‘Truly sinister’: Jesus’ words twisted to promote communism

By WND Staff

 

Actor Jim Caviezel portraying Jesus in “The Passion of the Christ.”

A Chinese government publication has Jesus spouting human maxims that come straight from the playbook of the Chinese Communist Party.

Bitter Winter, a magazine on religious liberty and human rights in China, reports the government’s Tian Feng publication is comparing the Bible to “The Maxims of Master Zhu.”

“For example, the Confucian saying ‘There is nothing more shameful than being jealous of the wealth and power of others; there is nothing lowlier than looking down on poor people’ corresponds to ‘He who despises his neighbor sins, but happy is he who is gracious to the poor.’ (Proverbs 14:21),” the report says.

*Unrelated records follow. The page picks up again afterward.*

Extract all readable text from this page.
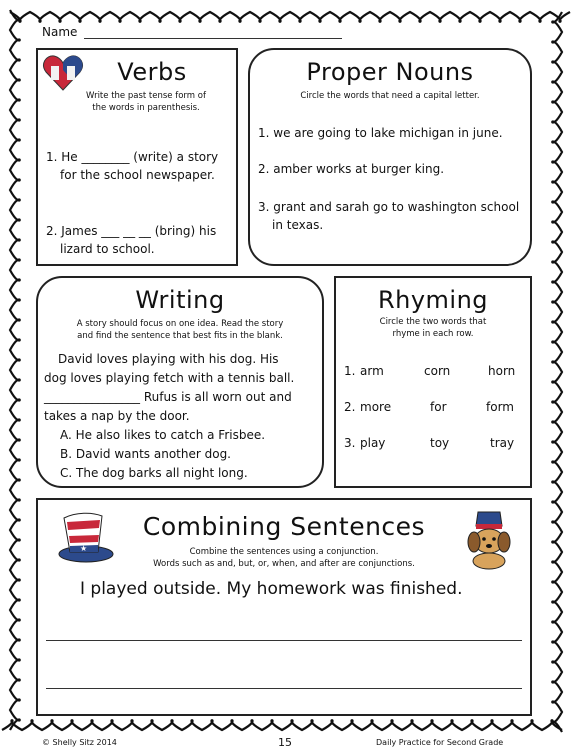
Name
Verbs
Write the past tense form of
the words in parenthesis.
1. He ________ (write) a story
for the school newspaper.
2. James ___ __ __ (bring) his
lizard to school.
Proper Nouns
Circle the words that need a capital letter.
1. we are going to lake michigan in june.
2. amber works at burger king.
3. grant and sarah go to washington school
in texas.
Writing
A story should focus on one idea. Read the story
and find the sentence that best fits in the blank.
David loves playing with his dog. His
dog loves playing fetch with a tennis ball.
________________ Rufus is all worn out and
takes a nap by the door.
A. He also likes to catch a Frisbee.
B. David wants another dog.
C. The dog barks all night long.
Rhyming
Circle the two words that
rhyme in each row.
1. arm	corn	horn
2. more	for	form
3. play	toy	tray
★
Combining Sentences
Combine the sentences using a conjunction.
Words such as and, but, or, when, and after are conjunctions.
I played outside. My homework was finished.
© Shelly Sitz 2014	15	Daily Practice for Second Grade
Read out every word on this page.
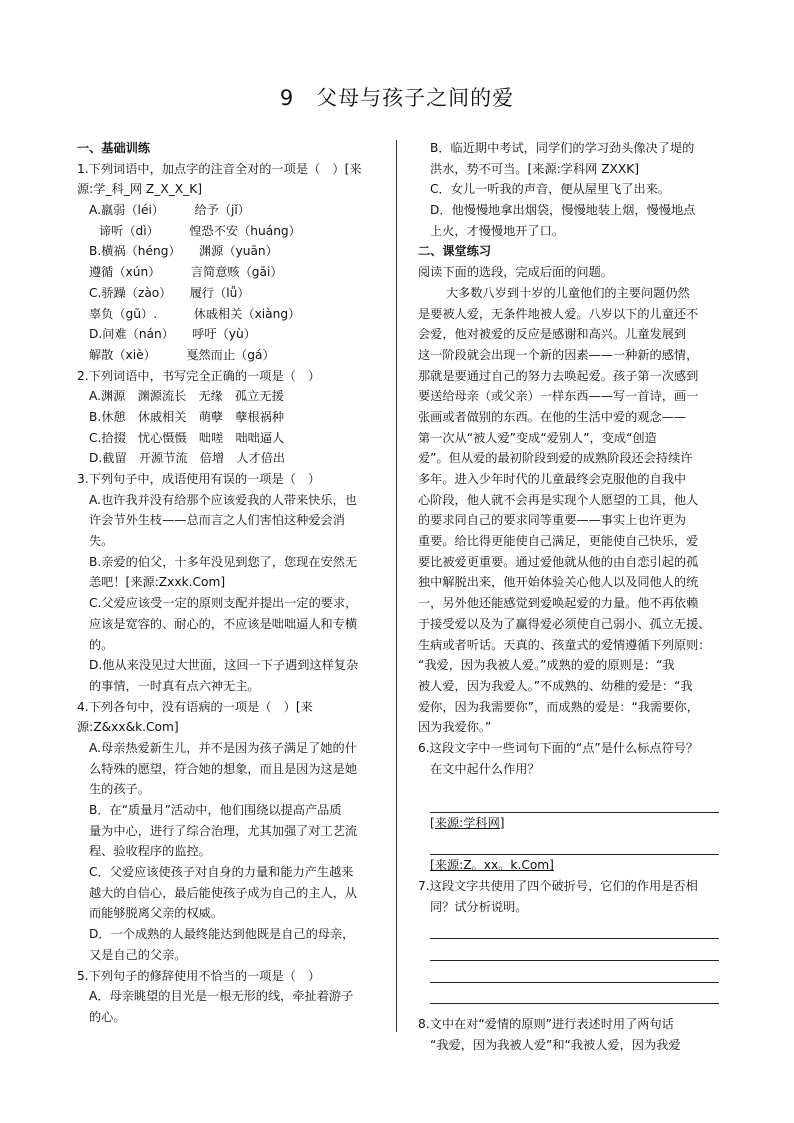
9　父母与孩子之间的爱
一、基础训练
1.下列词语中，加点字的注音全对的一项是（　）[来
源:学_科_网 Z_X_X_K]
A.羸弱（léi）　　　给予（jǐ）
谛听（dì）　　　惶恐不安（huáng）
B.横祸（héng）　　渊源（yuān）
遵循（xún）　　　言简意赅（gāi）
C.骄躁（zào）　　履行（lǚ）
辜负（gū）.　　　休戚相关（xiàng）
D.问难（nán）　　呼吁（yù）
解散（xiè）　　　戛然而止（gá）
2.下列词语中，书写完全正确的一项是（　）
A.渊源　渊源流长　无缘　孤立无援
B.休憩　休戚相关　萌孽　孽根祸种
C.拾掇　忧心慑慑　咄嗟　咄咄逼人
D.截留　开源节流　倍增　人才倍出
3.下列句子中，成语使用有误的一项是（　）
A.也许我并没有给那个应该爱我的人带来快乐，也
许会节外生枝——总而言之人们害怕这种爱会消
失。
B.亲爱的伯父，十多年没见到您了，您现在安然无
恙吧！[来源:Zxxk.Com]
C.父爱应该受一定的原则支配并提出一定的要求，
应该是宽容的、耐心的，不应该是咄咄逼人和专横
的。
D.他从来没见过大世面，这回一下子遇到这样复杂
的事情，一时真有点六神无主。
4.下列各句中，没有语病的一项是（　）[来
源:Z&xx&k.Com]
A.母亲热爱新生儿，并不是因为孩子满足了她的什
么特殊的愿望，符合她的想象，而且是因为这是她
生的孩子。
B．在“质量月”活动中，他们围绕以提高产品质
量为中心，进行了综合治理，尤其加强了对工艺流
程、验收程序的监控。
C．父爱应该使孩子对自身的力量和能力产生越来
越大的自信心，最后能使孩子成为自己的主人，从
而能够脱离父亲的权威。
D．一个成熟的人最终能达到他既是自己的母亲，
又是自己的父亲。
5.下列句子的修辞使用不恰当的一项是（　）
A．母亲眺望的目光是一根无形的线，牵扯着游子
的心。
B．临近期中考试，同学们的学习劲头像决了堤的
洪水，势不可当。[来源:学科网 ZXXK]
C．女儿一听我的声音，便从屋里飞了出来。
D．他慢慢地拿出烟袋，慢慢地装上烟，慢慢地点
上火，才慢慢地开了口。
二、课堂练习
阅读下面的选段，完成后面的问题。
大多数八岁到十岁的儿童他们的主要问题仍然
是要被人爱，无条件地被人爱。八岁以下的儿童还不
会爱，他对被爱的反应是感谢和高兴。儿童发展到
这一阶段就会出现一个新的因素——一种新的感情，
那就是要通过自己的努力去唤起爱。孩子第一次感到
要送给母亲（或父亲）一样东西——写一首诗，画一
张画或者做别的东西。在他的生活中爱的观念——
第一次从“被人爱”变成“爱别人”，变成“创造
爱”。但从爱的最初阶段到爱的成熟阶段还会持续许
多年。进入少年时代的儿童最终会克服他的自我中
心阶段，他人就不会再是实现个人愿望的工具，他人
的要求同自己的要求同等重要——事实上也许更为
重要。给比得更能使自己满足，更能使自己快乐，爱
要比被爱更重要。通过爱他就从他的由自恋引起的孤
独中解脱出来，他开始体验关心他人以及同他人的统
一，另外他还能感觉到爱唤起爱的力量。他不再依赖
于接受爱以及为了赢得爱必须使自己弱小、孤立无援、
生病或者听话。天真的、孩童式的爱情遵循下列原则：
“我爱，因为我被人爱。”成熟的爱的原则是：“我
被人爱，因为我爱人。”不成熟的、幼稚的爱是：“我
爱你，因为我需要你”，而成熟的爱是：“我需要你，
因为我爱你。”
6.这段文字中一些词句下面的“点”是什么标点符号？
在文中起什么作用？
[来源:学科网]
[来源:Z。xx。k.Com]
7.这段文字共使用了四个破折号，它们的作用是否相
同？试分析说明。
8.文中在对“爱情的原则”进行表述时用了两句话
“我爱，因为我被人爱”和“我被人爱，因为我爱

“In another comparison, ‘You mustn’t contest a lawsuit in your family life, as doing so will lead to an adverse outcome. You mustn’t talk too much when conducting yourself in society, as talking too much will lead to mistakes’ is likened to ‘Actually, then, it is already a defeat for you, that you have lawsuits with one another. Why not rather be wronged? Why not rather be defrauded?’ (1 Corinthians 6:7).”

A Christian house church leader told Bitter Winter the Communist Party is “replacing the words of God with human moral standards, secretly distorting the doctrine and eroding the foundations of the Christian faith.”

“This is a truly sinister approach. Only the devil would do such a thing,” the leader said.

In China, the government controls churches by requiring them to belong to its Three-Self Patriotic Movement.

The Tien Fang “has always been a good indicator of the state of ‘official’ Christianity in China,” the report said.

For a number of years, the communists allowed the Bible to be printed in China and distributed through stores. Now, Christians holding their own church services frequently are harassed, arrested, imprisoned and penalized.

“The regime has banned the sales of the Bible online since March last year, removing it from shelves in brick-and-mortar stores even earlier. The Bible is also being re-edited and annotated by including chapters from Confucian, Taoist, and Buddhist classics, as part of the government’s work plan to promote Christianity with Chinese characteristics through ‘thought reform.’ The ‘sinicization’ of Christianity is also stimulated through other activities, such as comparative readings of the Confucian Analects and the Bible,” Bitter Winter reported.

The Tian Feng publication this year has has featured covers using a “sinicized” Jesus.

“For example, Jesus was depicted wearing traditional Han attire, Mary was personified as an ancient Chinese woman, and the poor who were fed by Jesus during the ‘miracle of the five loaves and two fishes’ are portrayed with their hair tied in traditional Chinese buns. The October issue was dedicated to the 70th anniversary of Communist China, so biblical illustrations were replaced by patriotic slogans and images. This shows that the whole exercise is governed by ideology and goes well beyond the iconographic ‘inculturation’ traditionally practiced by Catholic and some other missionaries,” the report said.

“This is like killing someone with an invisible knife,” a preacher from the northwestern province of Shaanxi told Bitter Winter.

“During the Cultural Revolution, if you believed in Jesus, the Communist Party would arrest you and kill you in the open. Now, the regime is gradually distorting the Christian doctrine in secret.”

The report quoted a senior citizen Christian from the province of Qinghai, “The CCP has always talked about de-Westernization; it doesn’t allow Chinese people to believe in the God of foreigners, but I never expected that the Lord Jesus and saints through the ages would be transformed into Chinese people. The CCP has gone totally crazy!”